The Lady Vikings overcame some incredible obstacles on their historic journey. First of all, the game itself changed. When their winning streak started in 1967, girls played three-on-three…the forwards who shot the ball on one end of the court and the guards on the other. Neither could cross the center line.
The game then transitioned to a “rover” style of play which allowed each team to have a rover who was allowed to play full court. That eventually gave way to five players per team playing full court.
Another huge challenge arose with integration during the 1970-71 school year. Coach Carter says, “We had three girls that came over from the black school that were tremendous kids and great athletes. The first game we played, those three girls started. I had a board member’s daughter who was supposed to start, but she wasn’t good enough.”

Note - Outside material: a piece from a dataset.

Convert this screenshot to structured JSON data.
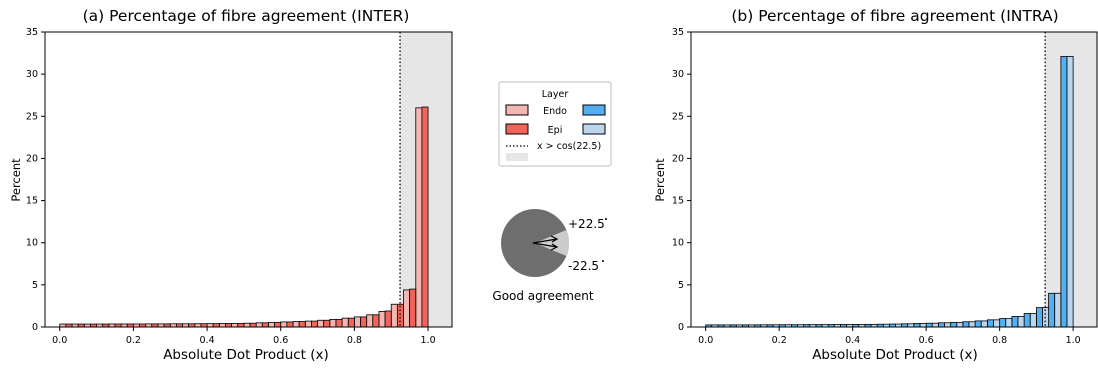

As for Bunny, she says “it was not the terrible time that other schools had with integration, I didn’t feel like. Now maybe I was isolated from some of it, but I just knew the individual day-to-day, and I knew that those girls were important friends to me and good basketball teammates.”

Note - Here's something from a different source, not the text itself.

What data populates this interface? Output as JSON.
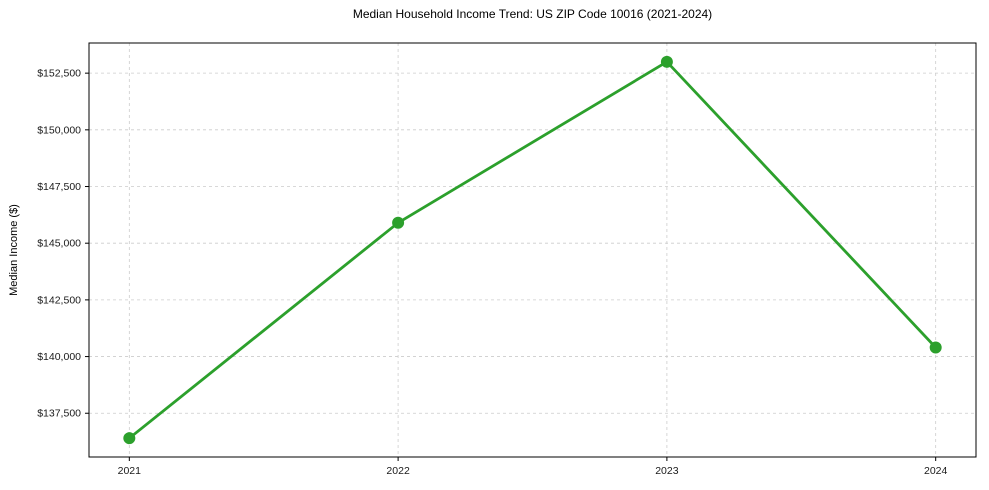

In their first game after integration, Coach Carter recalls, “In the first quarter my best black girl, and she was a terrific player, turns her ankle. So I go out on the court. I pick her up myself and carry her off that court. And I did it because I wanted people to know that we were united now.”

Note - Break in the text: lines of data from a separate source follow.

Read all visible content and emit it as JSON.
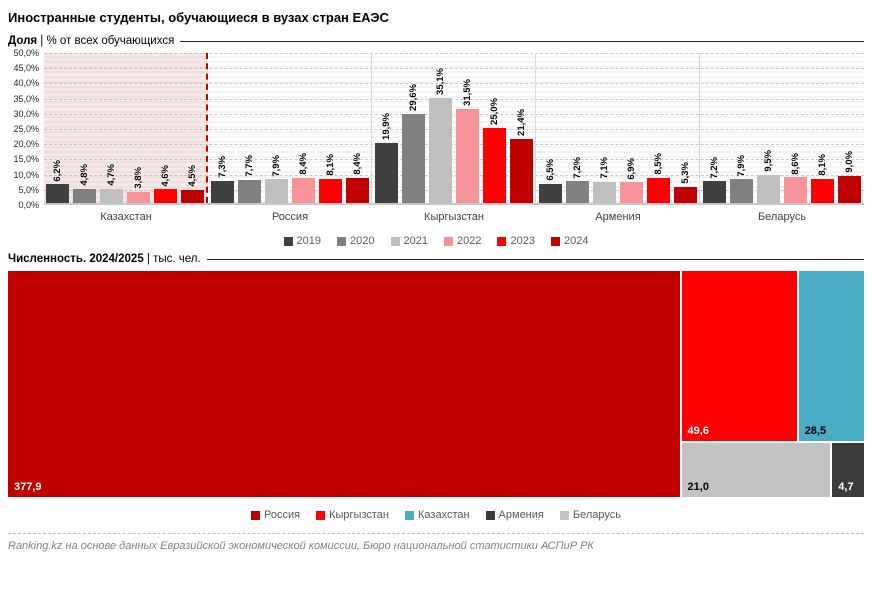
{
  "title": "Иностранные студенты, обучающиеся в вузах стран ЕАЭС",
  "sections": {
    "share": {
      "title_bold": "Доля",
      "title_rest": " | % от всех обучающихся"
    },
    "count": {
      "title_bold": "Численность. 2024/2025",
      "title_rest": " | тыс. чел."
    }
  },
  "footer": "Ranking.kz на основе данных Евразийской экономической комиссии, Бюро национальной статистики АСПиР РК",
  "chart_data": [
    {
      "type": "bar",
      "title": "Доля | % от всех обучающихся",
      "categories": [
        "Казахстан",
        "Россия",
        "Кыргызстан",
        "Армения",
        "Беларусь"
      ],
      "series": [
        {
          "name": "2019",
          "color": "#404040",
          "values": [
            6.2,
            7.3,
            19.9,
            6.5,
            7.2
          ]
        },
        {
          "name": "2020",
          "color": "#808080",
          "values": [
            4.8,
            7.7,
            29.6,
            7.2,
            7.9
          ]
        },
        {
          "name": "2021",
          "color": "#bfbfbf",
          "values": [
            4.7,
            7.9,
            35.1,
            7.1,
            9.5
          ]
        },
        {
          "name": "2022",
          "color": "#f7949a",
          "values": [
            3.8,
            8.4,
            31.5,
            6.9,
            8.6
          ]
        },
        {
          "name": "2023",
          "color": "#fe0000",
          "values": [
            4.6,
            8.1,
            25.0,
            8.5,
            8.1
          ]
        },
        {
          "name": "2024",
          "color": "#c00000",
          "values": [
            4.5,
            8.4,
            21.4,
            5.3,
            9.0
          ]
        }
      ],
      "ylim": [
        0,
        50
      ],
      "ytick_step": 5,
      "ytick_labels": [
        "0,0%",
        "5,0%",
        "10,0%",
        "15,0%",
        "20,0%",
        "25,0%",
        "30,0%",
        "35,0%",
        "40,0%",
        "45,0%",
        "50,0%"
      ],
      "grid": "dashed horizontal",
      "legend_position": "bottom center",
      "highlight": {
        "category": "Казахстан",
        "fill": "light pink panel",
        "border": "red dashed vertical line"
      }
    },
    {
      "type": "treemap",
      "title": "Численность. 2024/2025 | тыс. чел.",
      "items": [
        {
          "name": "Россия",
          "value": 377.9,
          "color": "#c00000",
          "label_color": "#ffffff"
        },
        {
          "name": "Кыргызстан",
          "value": 49.6,
          "color": "#fe0000",
          "label_color": "#ffffff"
        },
        {
          "name": "Казахстан",
          "value": 28.5,
          "color": "#4bacc6",
          "label_color": "#000000"
        },
        {
          "name": "Беларусь",
          "value": 21.0,
          "color": "#c3c3c3",
          "label_color": "#000000"
        },
        {
          "name": "Армения",
          "value": 4.7,
          "color": "#3b3b3b",
          "label_color": "#ffffff"
        }
      ],
      "legend_order": [
        "Россия",
        "Кыргызстан",
        "Казахстан",
        "Армения",
        "Беларусь"
      ],
      "layout_hint": {
        "main": "Россия",
        "rows": [
          [
            "Кыргызстан",
            "Казахстан"
          ],
          [
            "Беларусь",
            "Армения"
          ]
        ]
      },
      "legend_position": "bottom center"
    }
  ]
}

And what the Lady Vikings did on the court that season proved it. They won all 30 of their games, keeping the winning streak intact.
“Even though keeping the winning streak going was in the back of our minds,” according to Bunny, “it wasn’t our most important goal. Every year our most important goal was to win the state.”
Coach says, “I didn’t want them to get discouraged if the streak ended. I wanted them to go on and realize that’s not our ultimate goal.”
Heading into Bunny’s senior year, the girls had won 124 games in a row. They started off the season with eight wins to reach 132 consecutive victories. Then came January 4, 1972.
Bunny recalls, “We played Perry earlier in the season in our gym. It was packed to the rafters and we barely won that game. Then the first game after Christmas in 1972 we went to Perry to play. And things didn’t go our way in that game.”
The Lady Vikings saw their comfortable halftime lead dwindle in the second half. “You can always make excuses for anything,” according to Coach. “But Bunny fouled out. And then Shirley, my other great forward, fouled out.”
Perry pulled off the biggest upset in school history, coming from behind to knock off the Lady Vikings 53-48 and end the streak.
Bunny remembers, “We went immediately to the dressing room and I just remember being numb, like, what has happened? And I still get emotional. I don’t know why with it being 50 years ago. But it was a moment in my life that had never happened before, but very important to me. I wanted to be one of the ones that never lost a game, but that didn’t happen.”
Coach Carter recalls what he told the team after that gut-wrenching loss. “I said we won like champions. We’re going to lose like a champion.”
Bunny says Coach then said, “Would you like to go over to the other dressing room and congratulate those girls? And we said yes.”
“So, we lived through it.” And Bunny says the team then decided they were going to continue on and win the state championship…and they did! “A lesser team probably would have folded, but we didn’t let that happen.”
Coach Carter was inducted into the Georgia Sports Hall of Fame in 2008. His collection donated to the Museum included two jerseys…one of those belonged to Bunny.
In thinking back on that day, Coach recalls, “I made the statement and I still believe it. I was a pretty good coach, but I was a better judge of character.”